I generally don't watch the TV news. I'll read the paper at home, listen to NPR in the car, and check out occasional headlines on the Web. I didn't hear about the bombings in London until I was driving home from a meeting. Turned on the radio expecting to hear classical music before the usual 4:30 start time of "All Things Considered."

I heard commentary instead. Knew something was up. When I got home I clicked on the TV and switched back and forth between CNN and the Weather Channel. When CNN started repeating itself I came here.

A friend of mine is staying in a hotel that is now inside one of the police cordons, and I'm very relieved to hear he's all right. He's a relative newcomer to e-mail and couldn't have gotten his account at a better time -- I turned on the computer to find he'd already left a message.

My mother had taught in an inner-city high school in the 60s and 70s. She used to tell me about a trio of girls -- Muslim, Jewish, and African-American -- who were best friends. During the '67 Arab-Israeli war they said, "We get along; why not the rest of the world?"

Simplistic, yes. But basically sound.

About 20 years ago I took a course in sociobiology and often sat over coffee with two classmates: a Muslim and a Lebanese Christian. I'm Jewish. We got along fine, comparing notes and debating over class materials that raised the question about whether humanity was inherently aggressive and exploitative. Our professor seemed to think so; we tended to disagree. But a modified version of the question could ask, "Under what conditions?" Otherwise peaceful rats crowded into a cage past a certain critical mass turn on each other.

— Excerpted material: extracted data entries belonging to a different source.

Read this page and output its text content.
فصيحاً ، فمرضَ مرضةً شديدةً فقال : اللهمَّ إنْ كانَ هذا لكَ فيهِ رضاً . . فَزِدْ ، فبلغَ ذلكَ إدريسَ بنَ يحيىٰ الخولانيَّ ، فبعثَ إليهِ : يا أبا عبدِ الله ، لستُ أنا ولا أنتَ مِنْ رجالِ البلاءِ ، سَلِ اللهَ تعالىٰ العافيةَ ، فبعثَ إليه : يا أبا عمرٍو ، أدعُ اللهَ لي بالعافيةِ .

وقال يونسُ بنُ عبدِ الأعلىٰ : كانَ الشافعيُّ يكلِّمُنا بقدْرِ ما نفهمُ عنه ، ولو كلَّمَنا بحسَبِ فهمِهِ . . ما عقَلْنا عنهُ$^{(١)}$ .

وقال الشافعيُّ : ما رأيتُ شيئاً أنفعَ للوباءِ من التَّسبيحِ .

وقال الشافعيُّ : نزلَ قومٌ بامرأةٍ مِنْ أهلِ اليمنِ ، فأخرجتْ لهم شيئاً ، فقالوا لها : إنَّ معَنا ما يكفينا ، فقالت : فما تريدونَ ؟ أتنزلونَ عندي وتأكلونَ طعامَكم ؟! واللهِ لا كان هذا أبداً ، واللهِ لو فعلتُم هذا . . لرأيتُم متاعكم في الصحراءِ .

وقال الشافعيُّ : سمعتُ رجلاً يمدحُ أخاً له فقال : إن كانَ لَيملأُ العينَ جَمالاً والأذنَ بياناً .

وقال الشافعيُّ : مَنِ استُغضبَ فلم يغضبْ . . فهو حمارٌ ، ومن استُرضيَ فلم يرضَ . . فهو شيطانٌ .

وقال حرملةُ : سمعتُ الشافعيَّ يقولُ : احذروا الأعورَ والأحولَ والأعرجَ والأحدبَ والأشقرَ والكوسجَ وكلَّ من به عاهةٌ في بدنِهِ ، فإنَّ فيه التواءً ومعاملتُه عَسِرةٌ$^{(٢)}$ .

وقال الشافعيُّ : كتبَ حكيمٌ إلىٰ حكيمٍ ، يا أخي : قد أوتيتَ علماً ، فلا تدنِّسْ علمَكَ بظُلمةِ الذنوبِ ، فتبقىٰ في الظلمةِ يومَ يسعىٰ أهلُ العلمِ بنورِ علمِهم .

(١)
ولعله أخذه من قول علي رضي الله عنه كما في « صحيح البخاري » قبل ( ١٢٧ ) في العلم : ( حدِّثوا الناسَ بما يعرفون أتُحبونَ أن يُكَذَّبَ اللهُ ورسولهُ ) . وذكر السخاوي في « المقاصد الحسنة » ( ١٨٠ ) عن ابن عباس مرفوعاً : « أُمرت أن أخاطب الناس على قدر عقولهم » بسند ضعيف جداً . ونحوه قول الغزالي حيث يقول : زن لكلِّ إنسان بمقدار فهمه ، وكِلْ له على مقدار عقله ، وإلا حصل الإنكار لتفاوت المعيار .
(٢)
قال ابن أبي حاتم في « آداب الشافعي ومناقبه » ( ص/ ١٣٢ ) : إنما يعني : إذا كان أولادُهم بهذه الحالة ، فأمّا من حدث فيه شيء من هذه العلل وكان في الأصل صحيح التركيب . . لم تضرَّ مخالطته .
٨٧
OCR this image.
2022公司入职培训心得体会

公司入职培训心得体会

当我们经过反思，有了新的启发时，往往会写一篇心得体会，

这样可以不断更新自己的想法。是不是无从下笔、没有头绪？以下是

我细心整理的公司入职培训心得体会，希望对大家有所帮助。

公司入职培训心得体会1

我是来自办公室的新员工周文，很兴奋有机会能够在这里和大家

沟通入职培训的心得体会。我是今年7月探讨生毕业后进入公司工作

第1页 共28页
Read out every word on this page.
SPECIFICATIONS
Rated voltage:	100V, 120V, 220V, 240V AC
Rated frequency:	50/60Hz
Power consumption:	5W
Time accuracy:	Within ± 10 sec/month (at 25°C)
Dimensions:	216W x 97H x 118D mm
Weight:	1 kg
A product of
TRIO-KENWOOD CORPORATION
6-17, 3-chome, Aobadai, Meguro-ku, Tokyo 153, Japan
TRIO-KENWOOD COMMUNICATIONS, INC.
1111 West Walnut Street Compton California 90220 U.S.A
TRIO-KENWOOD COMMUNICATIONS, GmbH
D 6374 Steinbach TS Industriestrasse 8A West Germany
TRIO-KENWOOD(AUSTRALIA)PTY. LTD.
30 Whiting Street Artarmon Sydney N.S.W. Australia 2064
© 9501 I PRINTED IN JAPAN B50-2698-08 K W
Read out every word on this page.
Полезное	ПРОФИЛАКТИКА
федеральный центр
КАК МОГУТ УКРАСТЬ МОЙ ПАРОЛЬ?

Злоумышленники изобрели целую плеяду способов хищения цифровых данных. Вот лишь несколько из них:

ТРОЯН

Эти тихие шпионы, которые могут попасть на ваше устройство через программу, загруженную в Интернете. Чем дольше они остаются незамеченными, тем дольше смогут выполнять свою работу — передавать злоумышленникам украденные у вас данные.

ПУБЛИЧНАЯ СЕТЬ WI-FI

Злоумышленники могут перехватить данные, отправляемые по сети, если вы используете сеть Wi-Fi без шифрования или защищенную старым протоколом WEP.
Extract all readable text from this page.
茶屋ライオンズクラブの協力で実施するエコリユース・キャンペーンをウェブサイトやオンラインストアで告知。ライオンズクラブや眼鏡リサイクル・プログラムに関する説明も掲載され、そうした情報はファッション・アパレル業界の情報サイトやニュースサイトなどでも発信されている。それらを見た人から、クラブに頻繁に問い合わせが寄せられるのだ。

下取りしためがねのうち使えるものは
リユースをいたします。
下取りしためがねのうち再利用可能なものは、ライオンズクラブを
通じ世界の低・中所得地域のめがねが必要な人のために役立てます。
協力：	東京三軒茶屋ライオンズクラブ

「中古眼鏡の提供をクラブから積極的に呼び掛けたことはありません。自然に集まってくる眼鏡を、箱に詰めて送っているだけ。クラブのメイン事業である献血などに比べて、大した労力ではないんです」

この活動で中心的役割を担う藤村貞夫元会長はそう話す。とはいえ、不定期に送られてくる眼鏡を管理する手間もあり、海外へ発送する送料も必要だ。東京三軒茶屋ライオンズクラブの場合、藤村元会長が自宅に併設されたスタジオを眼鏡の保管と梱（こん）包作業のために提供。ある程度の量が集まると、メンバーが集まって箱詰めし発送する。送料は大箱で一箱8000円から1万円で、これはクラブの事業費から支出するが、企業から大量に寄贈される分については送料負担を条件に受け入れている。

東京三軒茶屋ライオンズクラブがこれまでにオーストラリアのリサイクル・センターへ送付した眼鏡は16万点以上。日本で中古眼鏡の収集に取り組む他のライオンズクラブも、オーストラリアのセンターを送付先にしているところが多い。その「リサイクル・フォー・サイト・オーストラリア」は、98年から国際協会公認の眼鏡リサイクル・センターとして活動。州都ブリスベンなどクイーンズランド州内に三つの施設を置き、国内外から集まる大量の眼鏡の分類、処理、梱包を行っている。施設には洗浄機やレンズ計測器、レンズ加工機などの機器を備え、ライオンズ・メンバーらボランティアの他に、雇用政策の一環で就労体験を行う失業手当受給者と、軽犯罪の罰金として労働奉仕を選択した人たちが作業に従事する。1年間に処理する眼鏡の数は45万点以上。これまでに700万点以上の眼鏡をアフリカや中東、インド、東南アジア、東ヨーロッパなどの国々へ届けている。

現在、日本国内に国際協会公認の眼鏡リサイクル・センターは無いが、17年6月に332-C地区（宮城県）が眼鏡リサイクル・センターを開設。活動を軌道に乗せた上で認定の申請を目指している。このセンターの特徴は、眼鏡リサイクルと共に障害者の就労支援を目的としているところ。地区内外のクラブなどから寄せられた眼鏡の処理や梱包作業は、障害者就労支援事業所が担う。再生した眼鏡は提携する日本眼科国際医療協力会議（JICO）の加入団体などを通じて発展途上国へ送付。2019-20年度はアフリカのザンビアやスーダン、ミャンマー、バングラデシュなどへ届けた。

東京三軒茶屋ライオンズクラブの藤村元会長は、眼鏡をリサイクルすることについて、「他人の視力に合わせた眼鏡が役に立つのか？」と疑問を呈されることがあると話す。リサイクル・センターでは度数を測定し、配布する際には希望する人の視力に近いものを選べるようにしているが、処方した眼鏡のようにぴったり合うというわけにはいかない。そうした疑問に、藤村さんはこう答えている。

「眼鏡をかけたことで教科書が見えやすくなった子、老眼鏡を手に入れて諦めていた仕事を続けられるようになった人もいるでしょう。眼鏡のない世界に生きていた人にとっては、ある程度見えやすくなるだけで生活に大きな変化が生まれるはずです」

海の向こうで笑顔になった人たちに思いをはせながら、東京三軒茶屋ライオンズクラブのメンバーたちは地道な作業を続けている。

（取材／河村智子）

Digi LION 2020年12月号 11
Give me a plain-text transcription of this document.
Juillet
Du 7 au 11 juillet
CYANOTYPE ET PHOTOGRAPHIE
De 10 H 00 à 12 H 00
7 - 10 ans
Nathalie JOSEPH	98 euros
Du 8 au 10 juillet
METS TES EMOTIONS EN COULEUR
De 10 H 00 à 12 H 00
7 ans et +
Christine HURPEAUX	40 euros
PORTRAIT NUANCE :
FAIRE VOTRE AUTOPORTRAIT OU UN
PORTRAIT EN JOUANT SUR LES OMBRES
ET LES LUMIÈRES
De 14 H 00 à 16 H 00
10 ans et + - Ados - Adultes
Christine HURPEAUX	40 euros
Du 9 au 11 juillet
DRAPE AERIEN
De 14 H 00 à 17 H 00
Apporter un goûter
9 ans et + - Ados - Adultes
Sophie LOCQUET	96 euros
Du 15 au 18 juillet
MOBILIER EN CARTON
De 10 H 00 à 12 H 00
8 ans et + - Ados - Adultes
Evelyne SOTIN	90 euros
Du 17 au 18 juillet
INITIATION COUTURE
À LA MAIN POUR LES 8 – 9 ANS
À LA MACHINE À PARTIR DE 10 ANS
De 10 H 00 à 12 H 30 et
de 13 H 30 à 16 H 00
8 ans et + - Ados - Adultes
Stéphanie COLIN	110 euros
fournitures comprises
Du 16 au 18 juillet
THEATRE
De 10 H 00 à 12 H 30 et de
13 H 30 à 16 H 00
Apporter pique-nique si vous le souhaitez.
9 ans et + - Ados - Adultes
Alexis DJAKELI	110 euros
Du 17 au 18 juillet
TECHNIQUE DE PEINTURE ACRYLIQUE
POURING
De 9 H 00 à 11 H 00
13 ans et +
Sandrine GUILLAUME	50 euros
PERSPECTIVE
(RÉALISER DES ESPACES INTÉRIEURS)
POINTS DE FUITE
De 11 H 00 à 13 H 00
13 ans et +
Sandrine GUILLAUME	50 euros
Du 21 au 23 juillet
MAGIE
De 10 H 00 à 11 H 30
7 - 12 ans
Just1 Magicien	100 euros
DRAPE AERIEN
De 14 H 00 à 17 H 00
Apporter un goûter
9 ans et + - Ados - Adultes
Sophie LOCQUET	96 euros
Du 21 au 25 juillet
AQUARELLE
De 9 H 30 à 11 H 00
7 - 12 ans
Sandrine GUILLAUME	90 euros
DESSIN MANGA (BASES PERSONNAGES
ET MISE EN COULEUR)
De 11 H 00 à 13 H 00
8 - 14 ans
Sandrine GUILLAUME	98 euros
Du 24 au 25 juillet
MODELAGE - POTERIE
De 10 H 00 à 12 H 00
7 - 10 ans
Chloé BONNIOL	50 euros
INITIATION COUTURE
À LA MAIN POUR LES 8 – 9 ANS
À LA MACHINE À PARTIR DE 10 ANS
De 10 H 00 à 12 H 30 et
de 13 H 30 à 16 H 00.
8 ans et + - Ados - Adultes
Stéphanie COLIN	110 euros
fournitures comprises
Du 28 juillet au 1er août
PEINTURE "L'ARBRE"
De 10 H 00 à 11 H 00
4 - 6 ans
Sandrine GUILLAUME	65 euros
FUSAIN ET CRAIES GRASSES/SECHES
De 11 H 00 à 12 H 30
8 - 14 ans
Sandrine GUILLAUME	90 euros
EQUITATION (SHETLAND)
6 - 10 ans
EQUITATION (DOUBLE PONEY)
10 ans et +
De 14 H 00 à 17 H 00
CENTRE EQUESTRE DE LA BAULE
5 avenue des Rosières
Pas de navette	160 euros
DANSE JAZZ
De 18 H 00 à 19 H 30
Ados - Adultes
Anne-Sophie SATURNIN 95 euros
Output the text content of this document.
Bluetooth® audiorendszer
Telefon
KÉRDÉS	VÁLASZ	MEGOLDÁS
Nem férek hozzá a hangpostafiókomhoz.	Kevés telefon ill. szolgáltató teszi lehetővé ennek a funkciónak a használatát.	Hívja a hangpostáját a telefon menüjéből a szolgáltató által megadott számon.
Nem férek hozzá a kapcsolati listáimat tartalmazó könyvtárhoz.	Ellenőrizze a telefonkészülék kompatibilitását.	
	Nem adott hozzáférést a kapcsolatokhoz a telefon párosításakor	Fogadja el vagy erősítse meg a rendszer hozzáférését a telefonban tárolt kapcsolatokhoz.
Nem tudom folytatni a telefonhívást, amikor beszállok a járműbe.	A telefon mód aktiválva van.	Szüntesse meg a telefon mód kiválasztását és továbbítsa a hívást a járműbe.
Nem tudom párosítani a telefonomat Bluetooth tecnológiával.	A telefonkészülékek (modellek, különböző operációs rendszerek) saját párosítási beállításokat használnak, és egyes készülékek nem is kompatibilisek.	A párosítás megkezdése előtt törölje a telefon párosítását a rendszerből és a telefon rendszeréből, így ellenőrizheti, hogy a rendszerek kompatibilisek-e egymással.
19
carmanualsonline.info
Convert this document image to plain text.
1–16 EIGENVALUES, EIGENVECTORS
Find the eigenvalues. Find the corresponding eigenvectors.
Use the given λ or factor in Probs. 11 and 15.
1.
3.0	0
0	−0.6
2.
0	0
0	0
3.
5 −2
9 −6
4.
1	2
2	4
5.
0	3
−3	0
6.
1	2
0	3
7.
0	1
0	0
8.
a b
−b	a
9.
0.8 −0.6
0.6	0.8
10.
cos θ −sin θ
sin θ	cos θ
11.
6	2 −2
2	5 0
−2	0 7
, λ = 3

Recently I watched for the first time a PBS series called "The New Heroes," which I would love to see in prime time and on the commercial broadcast channels. From the website: "The New Heroes tells the dramatic stories of 14 daring people from all corners of the globe who, against all odds, are successfully alleviating poverty and illness, combating unemployment and violence, and bringing education, light, opportunity and freedom to poor and marginalized people around the world."

The show I watched profiled three pioneers. In the first segment Albina Ruiz set up a micro-enterprise of garbage collectors in response to a Peruvian community living for all intents and purposes inside a garbage dump. These folks worked cheaply and efficiently and resided in the neighborhoods they served. Her simple business model, turning around years of failure and filth, is being adapted across Peru and studied by other Latin American countries.

The second segment profiled Maria Teresa Leal, whose sewing cooperative Coopa-Roca, located in Rio de Janeiro's largest slum, uses the expertise of local women from low-income families to create high-end fashion pieces. Coopa-Roca now has a contract with the European clothes manufacturer C&A. The segment showed women working on a tight fashion show deadline while a gang war peppered the air with gunshots and a police helicopter sped toward the melee.

The third and last segment I watched profiled Muhammad Yunus, whose Grameen Bank uses a micro-credit system to help people lift themselves out of poverty in rural Bangladesh. When he first asked the people around him what they needed, their requests equated to a cost of twenty-seven dollars. So far the bank's 1,417 branches have provided $4.7 billion dollars to 4.4 million families in 51,000 villages: three quarters of all the villages in Bangladesh. Yunus's model is now being used in nearly 100 countries.

That's what I call a reality show. That is what, on days like this, balances out the more brutal side of our species.